Estorick Collection of Modern Italian Art
Estorick Collection of Modern Italian Art

The Estorick Collection of Modern Italian Art is a museum in Canonbury Square in the district of Islington on the northern fringes of central London. It is the United Kingdom's only gallery devoted to modern Italian art and is a registered charity under English law. The Estorick Collection was founded by the American sociologist and writer Eric Estorick (1913–1993), who began to collect art when he moved to England after the Second World War.

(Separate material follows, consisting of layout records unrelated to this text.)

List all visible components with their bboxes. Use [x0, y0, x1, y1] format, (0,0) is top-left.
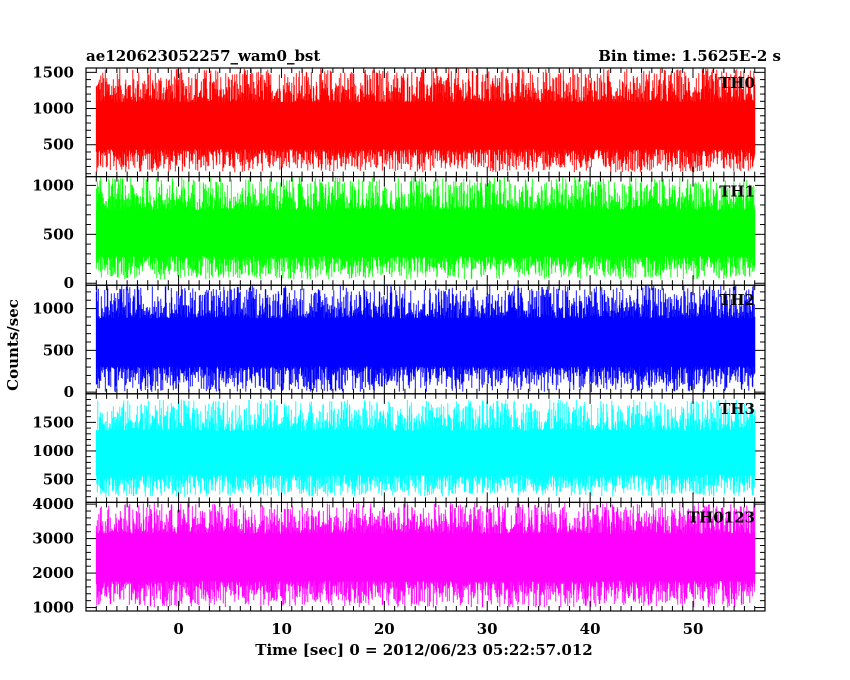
- y-tick-label: 500: [43, 341, 74, 359]
- x-tick-label: 30: [477, 620, 498, 638]
- bin-time-label: Bin time: 1.5625E-2 s: [598, 47, 781, 65]
- y-tick-label: 0: [64, 274, 74, 292]
- panel-label-th0: TH0: [719, 74, 755, 92]
- panel-label-th2: TH2: [719, 291, 755, 309]
- y-tick-label: 1000: [32, 176, 74, 194]
- lightcurve-th0: [95, 68, 756, 173]
- x-tick-label: 50: [683, 620, 704, 638]
- y-axis-label: Counts/sec: [4, 299, 22, 391]
- panel-label-th1: TH1: [719, 183, 755, 201]
- x-axis-label: Time [sec] 0 = 2012/06/23 05:22:57.012: [255, 641, 592, 659]
- y-tick-label: 1500: [32, 63, 74, 81]
- x-tick-label: 40: [580, 620, 601, 638]
- lightcurve-th2: [95, 285, 756, 393]
- chart-title: ae120623052257_wam0_bst: [86, 47, 320, 65]
- y-tick-label: 500: [43, 136, 74, 154]
- y-tick-label: 0: [64, 383, 74, 401]
- y-tick-label: 2000: [32, 564, 74, 582]
- y-tick-label: 1000: [32, 300, 74, 318]
- lightcurve-th1: [95, 176, 756, 280]
- panel-label-th0123: TH0123: [688, 508, 755, 526]
- panels-group: TH050010001500TH105001000TH205001000TH35…: [32, 63, 766, 638]
- y-tick-label: 1000: [32, 100, 74, 118]
- y-tick-label: 500: [43, 225, 74, 243]
- x-tick-label: 10: [271, 620, 292, 638]
- y-tick-label: 1500: [32, 413, 74, 431]
- y-tick-label: 1000: [32, 442, 74, 460]
- panel-label-th3: TH3: [719, 400, 755, 418]
- y-tick-label: 3000: [32, 530, 74, 548]
- y-tick-label: 1000: [32, 599, 74, 617]
- x-tick-label: 0: [173, 620, 183, 638]
- lightcurve-th0123: [95, 502, 756, 608]
- x-tick-label: 20: [374, 620, 395, 638]
- y-tick-label: 500: [43, 471, 74, 489]
- lightcurve-th3: [95, 399, 756, 497]
- y-tick-label: 4000: [32, 495, 74, 513]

Estorick and his German-born English wife Salome (1920–1989) discovered Umberto Boccioni’s book Futurist Painting and Sculpture (1914) while they were on their honeymoon in 1947. Before the end of their trip they visited the erstwhile Futurist Mario Sironi in Milan and bought most of the contents of his studio, including hundreds of drawings. They built up the collection mainly between 1953 and 1958. The collection was shown in several temporary exhibitions, including one at the Tate Gallery in London in 1956, and the key works were on long-term loan to the Tate from 1966 to 1975. The Estoricks rejected offers to purchase their collection from the Italian government and museums in the United States and Israel. Six months prior to his death Eric Estorick set up the Eric and Salome Estorick Foundation, to which he donated all his Italian works. The Estorick Collection moved to its current premises in Northampton Lodge, previously the home and office of Sir Basil Spence, the British architect, a converted Grade II-listed Georgian house, in 1998. The project was supported by a grant from the Heritage Lottery Fund. The core of the collection is its Futurist works, but it also includes figurative art and sculpture dating from 1890 to the 1950s. It features paintings by Futurism's main protagonists: Giacomo Balla, Umberto Boccioni, Carlo Carrà, Gino Severini, Luigi Russolo and Ardengo Soffici, and works by Giorgio de Chirico, Amedeo Modigliani, Giorgio Morandi, Mario Sironi and Marino Marini. In addition to the main displays from the permanent collection, the Estorick Collection organises temporary exhibitions.